Wedding rituals are very strange.  Nobody knows why a lot of the ‘must do’ things we, er, must do at weddings even came to be.  Every now and then someone at a wedding will claim to know why grooms must never do up the bottom button on their waistcoat, or why the best man claims it’s traditional for the best man to try and pull a bridesmaid.  But on the whole we have no idea why we do the things we do on wedding days, or even why we want to do these things.

Of course not all weddings follow the traditional routine, hell, I’ve seen couples at weddings do things that would make your hair curl, but we all loosely agree traditions can be quite good fun.  Brides get to order their friends and family around for a day, because it’s HER DAY.  In my experience the groom is happy to let his new wife have her way, possibly because if she’s busy making sure she adheres to tradition she’s less likely to notice that the groom and the ushers have been draining hip flasks since breakfast.
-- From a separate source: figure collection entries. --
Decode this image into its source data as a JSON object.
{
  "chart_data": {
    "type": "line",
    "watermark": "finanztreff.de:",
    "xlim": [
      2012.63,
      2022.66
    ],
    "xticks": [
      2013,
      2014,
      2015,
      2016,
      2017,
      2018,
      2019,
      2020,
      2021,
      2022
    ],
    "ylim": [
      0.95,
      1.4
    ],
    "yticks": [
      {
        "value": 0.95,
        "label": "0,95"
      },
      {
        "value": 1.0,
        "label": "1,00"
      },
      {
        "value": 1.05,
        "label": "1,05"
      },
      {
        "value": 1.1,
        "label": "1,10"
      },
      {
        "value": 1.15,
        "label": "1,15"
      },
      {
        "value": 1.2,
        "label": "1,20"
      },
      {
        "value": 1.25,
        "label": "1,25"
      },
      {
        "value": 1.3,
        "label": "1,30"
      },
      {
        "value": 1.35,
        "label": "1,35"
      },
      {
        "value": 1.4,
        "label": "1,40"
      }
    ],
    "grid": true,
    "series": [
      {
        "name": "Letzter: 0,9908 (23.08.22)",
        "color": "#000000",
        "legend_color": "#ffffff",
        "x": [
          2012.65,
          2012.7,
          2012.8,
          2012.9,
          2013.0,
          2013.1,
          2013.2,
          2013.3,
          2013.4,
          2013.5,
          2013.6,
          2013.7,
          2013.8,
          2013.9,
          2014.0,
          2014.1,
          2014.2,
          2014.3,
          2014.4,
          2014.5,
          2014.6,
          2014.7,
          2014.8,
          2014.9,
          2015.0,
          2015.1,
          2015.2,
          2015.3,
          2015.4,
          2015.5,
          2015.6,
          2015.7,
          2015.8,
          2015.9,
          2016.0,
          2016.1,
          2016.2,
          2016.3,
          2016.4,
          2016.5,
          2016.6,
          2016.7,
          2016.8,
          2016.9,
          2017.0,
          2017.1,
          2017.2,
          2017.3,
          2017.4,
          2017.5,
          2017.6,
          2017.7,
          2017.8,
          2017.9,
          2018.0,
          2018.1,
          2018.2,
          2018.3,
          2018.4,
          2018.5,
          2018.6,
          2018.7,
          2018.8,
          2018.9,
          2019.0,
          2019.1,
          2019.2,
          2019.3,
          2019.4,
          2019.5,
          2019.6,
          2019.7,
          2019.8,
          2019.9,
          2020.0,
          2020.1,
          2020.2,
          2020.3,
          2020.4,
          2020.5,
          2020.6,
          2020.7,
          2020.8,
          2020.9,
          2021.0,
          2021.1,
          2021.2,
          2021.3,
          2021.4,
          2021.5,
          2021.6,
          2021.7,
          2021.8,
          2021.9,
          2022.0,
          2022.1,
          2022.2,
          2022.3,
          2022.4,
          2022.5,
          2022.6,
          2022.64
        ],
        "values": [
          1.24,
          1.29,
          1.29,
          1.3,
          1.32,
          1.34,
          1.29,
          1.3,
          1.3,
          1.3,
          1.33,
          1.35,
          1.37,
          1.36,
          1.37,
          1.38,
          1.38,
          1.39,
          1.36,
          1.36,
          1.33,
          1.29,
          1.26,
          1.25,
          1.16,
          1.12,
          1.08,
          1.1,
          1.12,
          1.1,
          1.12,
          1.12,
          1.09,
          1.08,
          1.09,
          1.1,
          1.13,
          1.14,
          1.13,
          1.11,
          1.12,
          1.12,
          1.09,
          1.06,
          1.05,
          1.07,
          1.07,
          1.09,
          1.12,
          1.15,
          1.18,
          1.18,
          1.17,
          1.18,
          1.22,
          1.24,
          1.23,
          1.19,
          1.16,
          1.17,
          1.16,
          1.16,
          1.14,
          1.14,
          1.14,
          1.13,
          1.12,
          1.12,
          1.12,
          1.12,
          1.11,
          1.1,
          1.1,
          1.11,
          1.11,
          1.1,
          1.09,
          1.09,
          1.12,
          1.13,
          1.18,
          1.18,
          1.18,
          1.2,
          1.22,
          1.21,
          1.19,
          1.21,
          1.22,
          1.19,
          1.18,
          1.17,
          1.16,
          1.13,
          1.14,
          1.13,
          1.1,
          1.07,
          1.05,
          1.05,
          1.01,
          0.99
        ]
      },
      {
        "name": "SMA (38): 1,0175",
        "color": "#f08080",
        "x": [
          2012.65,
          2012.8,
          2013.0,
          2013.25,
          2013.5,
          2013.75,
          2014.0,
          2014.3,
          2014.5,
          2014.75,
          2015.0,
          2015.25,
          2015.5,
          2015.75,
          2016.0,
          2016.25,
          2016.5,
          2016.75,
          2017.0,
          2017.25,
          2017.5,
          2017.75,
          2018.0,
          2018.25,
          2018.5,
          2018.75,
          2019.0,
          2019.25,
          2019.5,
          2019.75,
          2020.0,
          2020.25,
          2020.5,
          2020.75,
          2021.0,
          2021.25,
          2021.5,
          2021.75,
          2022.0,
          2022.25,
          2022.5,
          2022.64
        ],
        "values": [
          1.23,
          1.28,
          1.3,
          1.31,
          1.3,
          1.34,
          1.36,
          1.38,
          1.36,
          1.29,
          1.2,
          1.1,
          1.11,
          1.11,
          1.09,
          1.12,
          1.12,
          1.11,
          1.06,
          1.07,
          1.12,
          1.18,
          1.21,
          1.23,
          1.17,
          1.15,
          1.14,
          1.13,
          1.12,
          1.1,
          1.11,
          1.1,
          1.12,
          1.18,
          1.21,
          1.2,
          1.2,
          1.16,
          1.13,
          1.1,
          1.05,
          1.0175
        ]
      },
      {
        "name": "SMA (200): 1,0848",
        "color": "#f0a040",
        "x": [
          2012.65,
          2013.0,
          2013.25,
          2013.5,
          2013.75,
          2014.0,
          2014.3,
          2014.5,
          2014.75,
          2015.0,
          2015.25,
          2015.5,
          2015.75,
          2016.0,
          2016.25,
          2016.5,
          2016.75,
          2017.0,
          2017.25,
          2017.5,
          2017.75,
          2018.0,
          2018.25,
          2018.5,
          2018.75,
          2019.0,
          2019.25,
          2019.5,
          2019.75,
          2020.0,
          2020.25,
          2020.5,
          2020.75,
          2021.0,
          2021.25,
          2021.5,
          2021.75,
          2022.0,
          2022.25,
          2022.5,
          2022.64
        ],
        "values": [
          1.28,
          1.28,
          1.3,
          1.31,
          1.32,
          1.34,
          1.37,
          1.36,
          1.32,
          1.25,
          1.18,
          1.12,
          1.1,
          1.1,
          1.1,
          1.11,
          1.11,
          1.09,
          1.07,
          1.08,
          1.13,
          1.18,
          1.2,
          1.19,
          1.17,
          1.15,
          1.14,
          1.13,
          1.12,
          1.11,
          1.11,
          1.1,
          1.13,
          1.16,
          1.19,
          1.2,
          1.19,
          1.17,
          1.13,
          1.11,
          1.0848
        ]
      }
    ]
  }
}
If you’ve been following my blog for a while you might have noticed that I often talk about food.  This post is no exception.  And this time I’m going to pick on wedding cakes.  I’ve seen some massive cakes in my time behind the lens, and some tiny cakes that look like they might have been bought from Aldi en-route to the church.  I’ve seen cakes with edible people on them, with gaudy colours and even wedding cakes that seem to defy gravity. 

But with almost all the wedding cakes I’ve seen the creator appears to have forgotten something crucial.  Cakes should be edible!  I’m not saying that there’s anything wrong with the traditional fruit cake, but actually getting through the icing appears to require more manpower and planning than trying to steal the chauffeur's car (see previous blog post).

So I propose a new wedding tradition, and I’d like you the reader to be at the forefront of this new trend (because I want to be there taking the photos).  I propose that instead of using boring old knives to cut the cake the bride and groom should be given a chainsaw.  I was going to suggest a new tradition of the groom face-planting his new wife into the cake, but bearing in mind how tough icing is a broken nose would seem a messy and unwise to start a new life together.